Protection de l'information génétique
Des groupes de recherche du monde entier étudient l'étonnante capacité de régénération des planaires. Leur travail a été révolutionné par la combinaison de méthodes biochimiques avec des techniques à haut débit couplées à la bioinformatique. L'étude de Bayreuth se concentre sur Schmidtea mediterranea , l'espèce modèle planaire la mieux étudiée. Ses cellules souches contiennent les protéines SMEDWI-2 et SMEDWI-3. Sans ces protéines du groupe des protéines PIWI, les vers plats ne peuvent pas se régénérer, encore moins rester viable. Les chercheurs de Bayreuth ont découvert que les deux protéines susmentionnées se lient à de petits ARN, connus sous le nom de piARN. Cela permet à ces derniers de reconnaître et de dégrader les gènes sauteurs (transposons). Surtout, les gènes sauteurs ont l'habitude de changer constamment de position dans le génome, provoquant ainsi des mutations. En dégradant les transposons et en les rendant inoffensifs, Les piARN apportent une contribution importante à la stabilité de l'information génétique, en particulier dans les cellules souches planaires. Par ici, les scientifiques sont maintenant plus près de comprendre comment les cellules souches des planaires conservent la flexibilité nécessaire pour régénérer des parties du corps sans se détruire en même temps.
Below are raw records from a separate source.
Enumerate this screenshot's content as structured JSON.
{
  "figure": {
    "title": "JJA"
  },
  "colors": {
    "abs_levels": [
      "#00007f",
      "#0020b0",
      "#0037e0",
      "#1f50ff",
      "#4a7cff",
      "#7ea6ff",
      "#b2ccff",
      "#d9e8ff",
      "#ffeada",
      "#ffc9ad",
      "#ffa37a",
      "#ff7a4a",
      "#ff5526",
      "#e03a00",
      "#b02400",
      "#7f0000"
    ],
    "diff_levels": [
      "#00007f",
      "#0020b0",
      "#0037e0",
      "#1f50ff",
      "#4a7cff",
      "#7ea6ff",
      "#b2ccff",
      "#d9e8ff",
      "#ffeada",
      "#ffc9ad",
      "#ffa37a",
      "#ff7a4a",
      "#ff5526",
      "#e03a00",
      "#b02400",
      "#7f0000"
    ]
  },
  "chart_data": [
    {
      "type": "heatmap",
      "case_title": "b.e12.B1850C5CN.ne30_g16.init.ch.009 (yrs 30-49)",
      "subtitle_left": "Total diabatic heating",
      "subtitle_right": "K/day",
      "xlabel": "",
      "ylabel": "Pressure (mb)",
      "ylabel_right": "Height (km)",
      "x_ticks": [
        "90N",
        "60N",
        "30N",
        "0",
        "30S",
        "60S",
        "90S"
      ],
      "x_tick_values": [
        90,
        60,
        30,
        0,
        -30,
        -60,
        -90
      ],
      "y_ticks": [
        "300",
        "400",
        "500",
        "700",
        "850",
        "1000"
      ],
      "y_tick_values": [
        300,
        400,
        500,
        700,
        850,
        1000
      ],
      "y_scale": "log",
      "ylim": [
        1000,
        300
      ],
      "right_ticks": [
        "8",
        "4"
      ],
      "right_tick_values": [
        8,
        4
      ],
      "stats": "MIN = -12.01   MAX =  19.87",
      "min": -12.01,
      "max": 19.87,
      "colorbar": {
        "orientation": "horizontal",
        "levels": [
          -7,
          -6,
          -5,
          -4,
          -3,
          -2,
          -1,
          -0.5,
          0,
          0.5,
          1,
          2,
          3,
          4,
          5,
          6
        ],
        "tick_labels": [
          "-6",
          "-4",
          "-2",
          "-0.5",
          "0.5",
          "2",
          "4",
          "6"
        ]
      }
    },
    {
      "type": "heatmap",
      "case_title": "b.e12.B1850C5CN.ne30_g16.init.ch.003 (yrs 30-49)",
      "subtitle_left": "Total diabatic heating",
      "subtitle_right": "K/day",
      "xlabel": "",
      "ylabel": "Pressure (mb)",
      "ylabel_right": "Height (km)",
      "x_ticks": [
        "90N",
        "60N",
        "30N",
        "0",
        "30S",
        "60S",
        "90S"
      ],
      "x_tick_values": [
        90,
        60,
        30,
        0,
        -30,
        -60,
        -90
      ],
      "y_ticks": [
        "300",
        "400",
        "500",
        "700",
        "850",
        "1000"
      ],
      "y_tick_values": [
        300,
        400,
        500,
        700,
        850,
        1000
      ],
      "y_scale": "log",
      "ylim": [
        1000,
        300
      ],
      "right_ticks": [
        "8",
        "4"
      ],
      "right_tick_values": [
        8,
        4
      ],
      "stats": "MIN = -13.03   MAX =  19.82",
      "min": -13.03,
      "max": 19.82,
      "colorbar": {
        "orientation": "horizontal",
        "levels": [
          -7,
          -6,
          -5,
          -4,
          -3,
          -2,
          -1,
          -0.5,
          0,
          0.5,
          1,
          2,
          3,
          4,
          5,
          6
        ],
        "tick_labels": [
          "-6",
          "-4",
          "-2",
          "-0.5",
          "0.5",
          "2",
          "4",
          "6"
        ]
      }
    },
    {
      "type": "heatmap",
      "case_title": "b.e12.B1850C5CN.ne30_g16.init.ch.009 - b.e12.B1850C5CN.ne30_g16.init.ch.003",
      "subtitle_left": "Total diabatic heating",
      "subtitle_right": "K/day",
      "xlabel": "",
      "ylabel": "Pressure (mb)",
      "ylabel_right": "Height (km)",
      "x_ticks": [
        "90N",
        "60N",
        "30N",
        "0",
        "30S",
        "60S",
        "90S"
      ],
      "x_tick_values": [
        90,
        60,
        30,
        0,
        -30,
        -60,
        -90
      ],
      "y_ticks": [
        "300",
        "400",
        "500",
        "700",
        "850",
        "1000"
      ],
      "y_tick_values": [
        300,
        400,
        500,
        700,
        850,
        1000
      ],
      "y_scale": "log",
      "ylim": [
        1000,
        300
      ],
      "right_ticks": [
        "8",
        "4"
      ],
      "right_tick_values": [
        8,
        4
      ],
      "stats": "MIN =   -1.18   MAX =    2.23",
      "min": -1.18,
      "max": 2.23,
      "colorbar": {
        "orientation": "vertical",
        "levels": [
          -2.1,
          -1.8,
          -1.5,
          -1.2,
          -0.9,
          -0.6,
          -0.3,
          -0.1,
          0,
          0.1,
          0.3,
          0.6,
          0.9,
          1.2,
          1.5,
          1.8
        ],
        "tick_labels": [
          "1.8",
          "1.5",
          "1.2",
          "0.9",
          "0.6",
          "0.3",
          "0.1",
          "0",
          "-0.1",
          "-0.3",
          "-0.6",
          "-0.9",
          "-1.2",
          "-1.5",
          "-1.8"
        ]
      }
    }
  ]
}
"Les piARN ont cet effet stabilisant chez l'homme, trop, mais ils ne se produisent que dans nos cellules germinales. Planaires, en revanche, ont un grand nombre de piARN dans les cellules souches pluripotentes adultes, qui se différencient et se développent en divers types de tissus. Les planaires sont donc des organismes modèles idéaux pour étudier le mode d'action des piARN, " dit le Dr Claus Kuhn.
Autre fonction des piARN :la dégradation des ARN messagers
De plus, les chercheurs de Bayreuth ont découvert une autre fonction pour SMEDWI-3 :certains piARN auxquels SMEDWI-3 se lie ne ciblent pas par la suite les gènes sauteurs mais reconnaissent plutôt les ARNm. Ces molécules, également appelés « ARN messagers, " contiennent des informations pour la synthèse des protéines. Dans certains cas, ils sont dégradés par les piARN liés à SMEDWI-3, dans d'autres cas, ils ne sont liés que par SMEDWI-3 et peut-être même protégés de la dégradation.
"Nous avons été très surpris lorsque nous avons trouvé cette fonction supplémentaire de SMEDWI-3, qui se produit indépendamment de la dégradation des gènes sauteurs. Il semble possible que certains piARN liés à SMEDWI-3 soient utilisés pour la dégradation des ARNm car cela maintient les cellules souches dans un état de pluripotence plus stable. La pluripotence pourrait éventuellement être compromise si trop d'ARN messager donné est disponible et utilisé pour la synthèse des protéines. Cependant, on ne sait toujours pas quel est le but final de la liaison de SMEDWI-3 aux ARN messagers, lorsqu'il n'entraîne pas de dégradation de l'ARN. C'est ce que nous espérons découvrir à l'avenir, " dit Iana Kim, premier auteur de la nouvelle étude et doctorant dans le laboratoire du Dr Claus Kuhn.